Greebo has suggested that I stand on one leg and sing The Interationale. Other suggestions are the reading of the complete minutes of the First, Second and Third Internationals, or sitting on the blade-edge of a sickle while hitting myself on the head with a hammer.
 
...Greebo has suggested that I stand on one leg and sing The Interationale. Other suggestions are the reading of the complete minutes of the First, Second and Third Internationals, or sitting on the blade-edge of a sickle while hitting myself on the head with a hammer.

i think we both know that Greebo is just protecting you from yourself, you'd be telling yourself its punishment, but really you'd be secretly enjoying yourself - all that minutae, all that tedium, all that suffering for the purity of the struggle - and on reading the minutes, all that 'christ, what a cock!'.

you are a class traitor, a rightist, you know in your heart of hearts - assuming there is one in that degenerate, black, wasps nest of a chest of yours - that there is only one punishment that fits your endless crime.

you must join the Liberal Democrats.

you must hand over your hard won pennies to that hideous evil, you must give your time and talents to the local branch, you must see yourself as you truly are. monsterous, formless, nameless, a devil. that is your punishment comrade, to see yourself with that rosete, to feel the shame as you stuff leaflets through letterboxes, to feel your cheeks burn as you say 'yes, it was a great loss to see Vince Cable lose his seat'.
 
i think we both know that Greebo is just protecting you from yourself, you'd be telling yourself its punishment, but really you'd be secretly enjoying yourself - all that minutae, all that tedium, all that suffering for the purity of the struggle - and on reading the minutes, all that 'christ, what a cock!'.

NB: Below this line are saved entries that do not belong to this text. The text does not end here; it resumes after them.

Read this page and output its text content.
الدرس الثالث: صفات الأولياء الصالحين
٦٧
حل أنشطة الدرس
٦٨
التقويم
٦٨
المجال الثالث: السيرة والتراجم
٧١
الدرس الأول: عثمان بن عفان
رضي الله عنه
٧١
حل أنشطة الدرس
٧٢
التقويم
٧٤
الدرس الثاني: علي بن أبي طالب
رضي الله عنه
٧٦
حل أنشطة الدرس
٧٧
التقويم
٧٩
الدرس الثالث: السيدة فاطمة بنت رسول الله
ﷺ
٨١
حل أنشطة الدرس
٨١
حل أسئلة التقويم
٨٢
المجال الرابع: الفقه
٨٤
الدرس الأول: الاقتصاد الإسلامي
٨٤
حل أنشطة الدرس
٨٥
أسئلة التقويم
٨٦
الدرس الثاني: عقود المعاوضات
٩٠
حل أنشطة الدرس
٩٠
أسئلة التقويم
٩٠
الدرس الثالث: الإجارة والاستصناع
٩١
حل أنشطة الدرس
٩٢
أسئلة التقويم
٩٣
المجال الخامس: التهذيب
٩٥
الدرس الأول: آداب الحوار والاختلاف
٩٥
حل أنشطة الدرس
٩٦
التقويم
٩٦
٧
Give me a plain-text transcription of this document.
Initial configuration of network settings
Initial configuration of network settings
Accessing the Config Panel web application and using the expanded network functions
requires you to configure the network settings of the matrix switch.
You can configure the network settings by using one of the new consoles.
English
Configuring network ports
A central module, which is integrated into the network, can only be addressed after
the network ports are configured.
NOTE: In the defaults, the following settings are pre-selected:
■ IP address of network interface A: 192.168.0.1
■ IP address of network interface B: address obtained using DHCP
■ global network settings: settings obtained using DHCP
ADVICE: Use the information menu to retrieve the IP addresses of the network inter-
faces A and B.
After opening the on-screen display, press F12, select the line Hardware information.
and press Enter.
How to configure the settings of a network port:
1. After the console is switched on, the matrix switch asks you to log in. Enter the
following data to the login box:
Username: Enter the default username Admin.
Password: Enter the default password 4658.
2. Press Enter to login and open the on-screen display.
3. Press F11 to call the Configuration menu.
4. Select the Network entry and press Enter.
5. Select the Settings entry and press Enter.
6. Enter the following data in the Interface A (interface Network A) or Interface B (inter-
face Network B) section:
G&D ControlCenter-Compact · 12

you are a class traitor, a rightist, you know in your heart of hearts - assuming there is one in that degenerate, black, wasps nest of a chest of yours - that there is only one punishment that fits your endless crime.

you must join the Liberal Democrats.

you must hand over your hard won pennies to that hideous evil, you must give your time and talents to the local branch, you must see yourself as you truly are. monsterous, formless, nameless, a devil. that is your punishment comrade, to see yourself with that rosete, to feel the shame as you stuff leaflets through letterboxes, to feel your cheeks burn as you say 'yes, it was a great loss to see Vince Cable lose his seat'.

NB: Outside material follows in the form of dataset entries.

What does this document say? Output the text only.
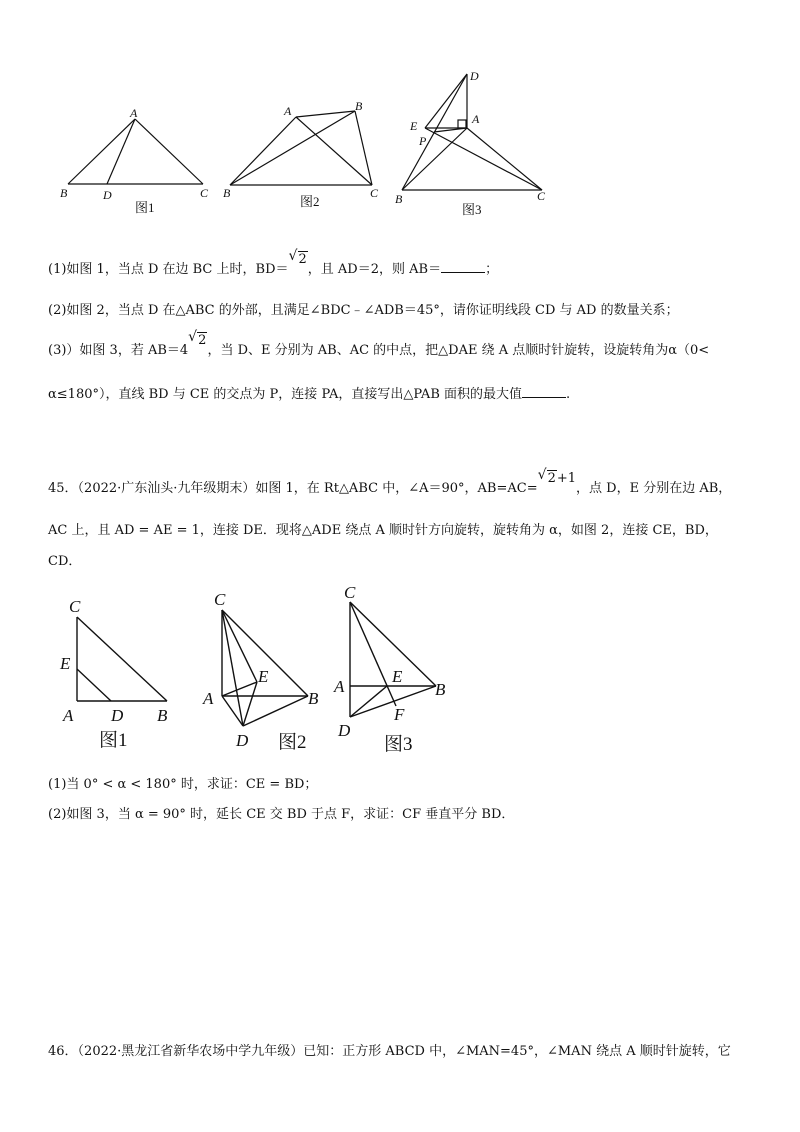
A
B	D	C
图1
A	B
B	C
图2
D
E	A
P
B	C
图3
(1)如图 1，当点 D 在边 BC 上时，BD＝√ 2，且 AD＝2，则 AB＝	；
(2)如图 2，当点 D 在△ABC 的外部，且满足∠BDC﹣∠ADB＝45°，请你证明线段 CD 与 AD 的数量关系；
(3)）如图 3，若 AB＝4√ 2，当 D、E 分别为 AB、AC 的中点，把△DAE 绕 A 点顺时针旋转，设旋转角为α（0<
α≤180°），直线 BD 与 CE 的交点为 P，连接 PA，直接写出△PAB 面积的最大值	.
45．（2022·广东汕头·九年级期末）如图 1，在 Rt△ABC 中，∠A＝90°，AB=AC=√ 2+1，点 D，E 分别在边 AB，
AC 上，且 AD = AE = 1，连接 DE．现将△ADE 绕点 A 顺时针方向旋转，旋转角为 α，如图 2，连接 CE，BD，
CD．
C
E
A D B
图1
C
E
A	B
D 图2
C
E
A	B
F
D
图3
(1)当 0° < α < 180° 时，求证：CE = BD；
(2)如图 3，当 α = 90° 时，延长 CE 交 BD 于点 F，求证：CF 垂直平分 BD．
46．（2022·黑龙江省新华农场中学九年级）已知：正方形 ABCD 中，∠MAN=45°，∠MAN 绕点 A 顺时针旋转，它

Greebo says "harsh but fair, comrade. Harsh but fair".

Isn't the Lib-Dems a step too far, though? Can't I just prostitute myself as David Cameron's toast-rack instead, feeling my cheeks burn as he stuffs another crumpet up my arse?
 
I think at moments like this we can take a small example of contrition from the murderer of Thomas Becket. You must wear a hair shirt and walk barefoot all the way to Lenins tomb to apologise and whenyou get there be whipped bloody by Party members.
 
Personally I think kebabking has this wrong. If it had been a yellow pepper sauce, I'd agree, but red peppers are a little bit communist, and you should volunteer to help Chukka Umana's Labour leader campaign instead. Had it been a green pepper you'd be sent to the green party hq obv.
 
Greebo says "harsh but fair, comrade. Harsh but fair".

Isn't the Lib-Dems a step too far, though? Can't I just prostitute myself as David Cameron's toast-rack instead, feeling my cheeks burn as he stuffs another crumpet up my arse?

i'm sorry my old - once - friend, but we both know that again you're trying to get out your rightful atonement for your base crime. to be David Camerons' toast rack would be a cross to bear, but as his toast rack you'd hear endless political gossip and policy discussions, and you'd love that.

as a Liberal Democrat, all you'd hear would be endless fucking whining.